Wednesday, 5 May 2021

5 Poems by Ray Nayler

 Delinquencies: Poems from the Sonnet Cycle Subrevisions

At night the samelike houses take new forms—
the strange and brittle forms of seashells; pale
fantastic shapes. White in the mercury vapor-
lamp wave, trembling in shadow where the
night leaves shake. In our black hoods and darkest
jeans we prowl the weeknight streets. Backpacks
full of toilet-paper rolls, eggs, toothpaste.
We wrap commuter cars in cowls of white
and maypole trees in sleeping yards. Dogs bark.
We crouch behind a pyracantha hedge,
We leap a wall of cinderblock, take turns:
I egg a garage, you watch for cops.
We form at night, live bones. Humming, tided
by red hate, breaking windows, scarring homes.

 

These materials, they give in easily
to anger: the hollow doors fill up with holes,
the drywall lives in fear of teenage rage
that stalks the halls. Pot-metal locks break pins,
keys shear. Particle board leaves slivers in
the knuckles. Even cinderblocks, when hurled
into the street, will shatter. The neighbors hear
the volume rise in evenings, the buckled
window screens. The front doors slammed,
the runnings out into the yellow street.
The hiding in-between the portables
outside the school, carving in careful neat
letters your name. Dogs bark behind the chainlink,
crickets bleed off anger. A distant train.



We’re the only surfaces worth seeing
after all, where every half-assed building
prides itself primarily on being
at a convenience to some dull access road.
And so, the rat and heaving of our hairstyles,
the bloody painted tone of thin white lips.
Crouched beneath the eaves of graying theaters,
floods of midnight show faux Robert Smiths.
Inside, the scrum of shouting at the screen,
vodka-tainted drinks and toilet paper raining down.
The ceiling arched with muraled, crumbling nudes—
another age’s optimistic town,
where dead folks once took care to shine their shoes
before putting tongues in someone else’s mouth.



And even though the BART trains run right out
into the city past graffiti for an hour,
they run right back to isothermal streets,
to earthworms pale and drowned in early puddles.
And you count what the city night accreted:
some punk girl’s pollen on your hands, sore teeth,
light-streaks in a microbus back seat,
mouth on mouth under a Eucalyptus tree.
Her number scrawled in Sharpie down your forearm
and dead leaves milled by hipweight to your jeans.
Dawn: sidewalks studded with shoe-scrambled snails,
a mosh-pit ring-bruise yellow on your cheek,
in your best punk-rock t-shirt, stained with sweat,
on the bus bench smoking a last, crushed cigarette.



"I met a traveler from an antique land"
She says—this the third attempt to bring
the class's volume down. "Now some of you
think this is all a joke." She reads the next
line under her breath. I move my lips along
"Two vast and trunkless legs . . ." Her legs:
pearl-nyloned stems curved from the awkward rayon
dress. Neat ankles over naive saddle shoes.
I watch her form stretch long. Arms white as chalk
the cursive title on the board.
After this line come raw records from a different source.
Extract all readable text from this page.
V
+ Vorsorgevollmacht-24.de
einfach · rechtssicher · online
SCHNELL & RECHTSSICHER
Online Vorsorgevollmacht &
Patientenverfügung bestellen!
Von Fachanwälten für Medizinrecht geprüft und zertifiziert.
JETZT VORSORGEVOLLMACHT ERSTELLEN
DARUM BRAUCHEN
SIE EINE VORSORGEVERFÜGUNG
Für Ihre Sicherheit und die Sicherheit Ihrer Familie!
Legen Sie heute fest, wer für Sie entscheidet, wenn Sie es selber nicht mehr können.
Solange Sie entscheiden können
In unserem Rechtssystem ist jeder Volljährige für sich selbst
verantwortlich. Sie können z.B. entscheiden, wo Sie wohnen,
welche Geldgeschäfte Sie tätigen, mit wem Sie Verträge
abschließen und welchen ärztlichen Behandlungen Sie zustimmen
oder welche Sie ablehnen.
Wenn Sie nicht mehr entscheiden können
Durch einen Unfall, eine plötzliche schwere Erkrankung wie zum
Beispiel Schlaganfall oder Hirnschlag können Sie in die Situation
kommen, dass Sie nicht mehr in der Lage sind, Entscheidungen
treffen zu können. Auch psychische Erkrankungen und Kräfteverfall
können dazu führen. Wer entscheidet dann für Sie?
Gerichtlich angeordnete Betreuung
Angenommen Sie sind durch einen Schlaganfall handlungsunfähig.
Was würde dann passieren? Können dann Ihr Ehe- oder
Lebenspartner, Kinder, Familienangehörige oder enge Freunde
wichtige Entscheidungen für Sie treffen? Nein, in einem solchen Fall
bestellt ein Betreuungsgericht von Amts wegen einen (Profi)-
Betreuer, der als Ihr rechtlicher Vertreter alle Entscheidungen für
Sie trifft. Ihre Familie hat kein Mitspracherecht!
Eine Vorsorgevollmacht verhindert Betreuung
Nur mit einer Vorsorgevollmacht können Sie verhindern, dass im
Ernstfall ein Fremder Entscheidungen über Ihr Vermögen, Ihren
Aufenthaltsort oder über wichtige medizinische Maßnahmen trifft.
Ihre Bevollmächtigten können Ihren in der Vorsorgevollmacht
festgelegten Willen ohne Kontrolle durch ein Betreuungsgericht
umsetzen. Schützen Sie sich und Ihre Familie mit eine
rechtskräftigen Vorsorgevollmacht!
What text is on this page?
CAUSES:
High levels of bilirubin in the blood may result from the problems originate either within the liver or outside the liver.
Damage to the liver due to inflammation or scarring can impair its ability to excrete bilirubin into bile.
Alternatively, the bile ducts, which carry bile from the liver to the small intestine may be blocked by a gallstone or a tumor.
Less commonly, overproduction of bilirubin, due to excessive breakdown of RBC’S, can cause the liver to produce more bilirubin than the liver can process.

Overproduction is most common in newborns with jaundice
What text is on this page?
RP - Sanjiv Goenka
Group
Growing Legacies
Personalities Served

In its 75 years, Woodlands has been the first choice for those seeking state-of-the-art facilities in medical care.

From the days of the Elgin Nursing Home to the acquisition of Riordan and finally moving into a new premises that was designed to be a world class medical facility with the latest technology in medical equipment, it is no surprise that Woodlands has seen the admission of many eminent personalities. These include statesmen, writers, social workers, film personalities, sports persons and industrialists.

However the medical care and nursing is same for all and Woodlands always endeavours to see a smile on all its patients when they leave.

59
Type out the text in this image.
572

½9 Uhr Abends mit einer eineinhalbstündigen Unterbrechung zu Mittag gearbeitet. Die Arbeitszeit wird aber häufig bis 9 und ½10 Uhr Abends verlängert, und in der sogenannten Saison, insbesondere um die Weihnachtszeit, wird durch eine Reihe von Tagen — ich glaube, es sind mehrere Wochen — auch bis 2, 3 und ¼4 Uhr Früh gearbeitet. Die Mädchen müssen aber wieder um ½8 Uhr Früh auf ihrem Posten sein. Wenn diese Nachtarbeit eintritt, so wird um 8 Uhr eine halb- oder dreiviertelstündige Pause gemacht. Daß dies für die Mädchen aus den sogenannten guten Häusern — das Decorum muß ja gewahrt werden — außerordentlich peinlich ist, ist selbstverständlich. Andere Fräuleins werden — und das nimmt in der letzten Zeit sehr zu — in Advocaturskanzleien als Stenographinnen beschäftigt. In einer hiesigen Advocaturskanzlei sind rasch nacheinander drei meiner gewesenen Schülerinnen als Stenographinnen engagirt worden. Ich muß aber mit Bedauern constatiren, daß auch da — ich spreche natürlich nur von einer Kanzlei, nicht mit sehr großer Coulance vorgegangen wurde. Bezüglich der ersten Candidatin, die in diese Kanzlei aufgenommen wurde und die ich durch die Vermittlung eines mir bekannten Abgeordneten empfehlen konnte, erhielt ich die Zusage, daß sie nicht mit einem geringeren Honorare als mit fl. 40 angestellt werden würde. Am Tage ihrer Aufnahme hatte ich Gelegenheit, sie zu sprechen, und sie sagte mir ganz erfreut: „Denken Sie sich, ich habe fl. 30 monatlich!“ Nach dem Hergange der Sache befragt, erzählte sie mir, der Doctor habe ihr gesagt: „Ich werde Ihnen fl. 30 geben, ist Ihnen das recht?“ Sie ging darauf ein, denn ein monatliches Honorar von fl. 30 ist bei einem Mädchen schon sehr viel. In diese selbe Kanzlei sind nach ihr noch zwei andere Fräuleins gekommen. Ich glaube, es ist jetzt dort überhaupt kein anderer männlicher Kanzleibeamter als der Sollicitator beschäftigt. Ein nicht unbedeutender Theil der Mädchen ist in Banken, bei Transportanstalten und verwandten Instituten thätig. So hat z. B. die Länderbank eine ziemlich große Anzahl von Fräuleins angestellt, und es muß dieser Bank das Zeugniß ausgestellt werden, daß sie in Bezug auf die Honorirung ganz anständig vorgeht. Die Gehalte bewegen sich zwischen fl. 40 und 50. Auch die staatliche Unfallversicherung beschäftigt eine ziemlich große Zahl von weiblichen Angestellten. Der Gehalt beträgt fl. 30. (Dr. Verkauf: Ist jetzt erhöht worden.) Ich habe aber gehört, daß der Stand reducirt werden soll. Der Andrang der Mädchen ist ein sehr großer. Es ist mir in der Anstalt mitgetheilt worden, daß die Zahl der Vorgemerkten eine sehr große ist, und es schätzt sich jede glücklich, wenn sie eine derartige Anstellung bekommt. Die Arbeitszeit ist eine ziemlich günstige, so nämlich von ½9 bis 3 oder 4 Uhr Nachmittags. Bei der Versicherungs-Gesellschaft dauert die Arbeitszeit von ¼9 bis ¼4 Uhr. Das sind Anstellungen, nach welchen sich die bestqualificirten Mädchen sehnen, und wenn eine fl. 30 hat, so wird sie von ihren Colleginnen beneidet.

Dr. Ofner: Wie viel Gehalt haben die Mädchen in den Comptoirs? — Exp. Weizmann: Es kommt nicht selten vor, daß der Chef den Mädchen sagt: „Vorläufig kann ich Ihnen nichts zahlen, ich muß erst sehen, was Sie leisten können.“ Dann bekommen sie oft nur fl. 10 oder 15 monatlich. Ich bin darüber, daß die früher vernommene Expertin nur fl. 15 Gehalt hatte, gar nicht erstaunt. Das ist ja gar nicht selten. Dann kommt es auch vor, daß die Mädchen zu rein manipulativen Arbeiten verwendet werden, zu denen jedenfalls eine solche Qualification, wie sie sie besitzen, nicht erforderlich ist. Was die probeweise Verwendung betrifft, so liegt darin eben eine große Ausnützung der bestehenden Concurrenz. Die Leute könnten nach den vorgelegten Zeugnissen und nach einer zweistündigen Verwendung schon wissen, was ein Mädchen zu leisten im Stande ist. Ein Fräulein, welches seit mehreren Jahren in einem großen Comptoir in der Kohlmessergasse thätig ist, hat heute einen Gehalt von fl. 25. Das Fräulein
She circles it.
The witching of youth and smile won't work on them.
Now summer's come, and no-one gives a shit.
I am Ozymandias, bored in class.
Look on my high school yearbook page, and laugh.


Bionote

Ray was born in Saguenay River-Lac St. Jean region of Quebec and raised in California. His poetry has been published in the Beloit Poetry Journal, Weave, Juked, Able Muse, Sentence, Phantom Limb, and many other magazines. His short stories across many genres have been published in the Berkeley Fiction Review, Ellery Queen’s Mystery Magazine, Asimov’s, Clarkesworld, Cemetery Dance, Deathrealm, and Crimewave, among others. Ray is a Foreign Service Officer with the Department of State, and was a Peace Corps Volunteer in Turkmenistan. A Russian speaker, Ray has lived and worked in the countries of Central Asia, the Caucasus, and the former Soviet Union for over a decade. He is currently posted to Pristina, Kosovo where he is the Cultural Attaché at the U.S. Embassy.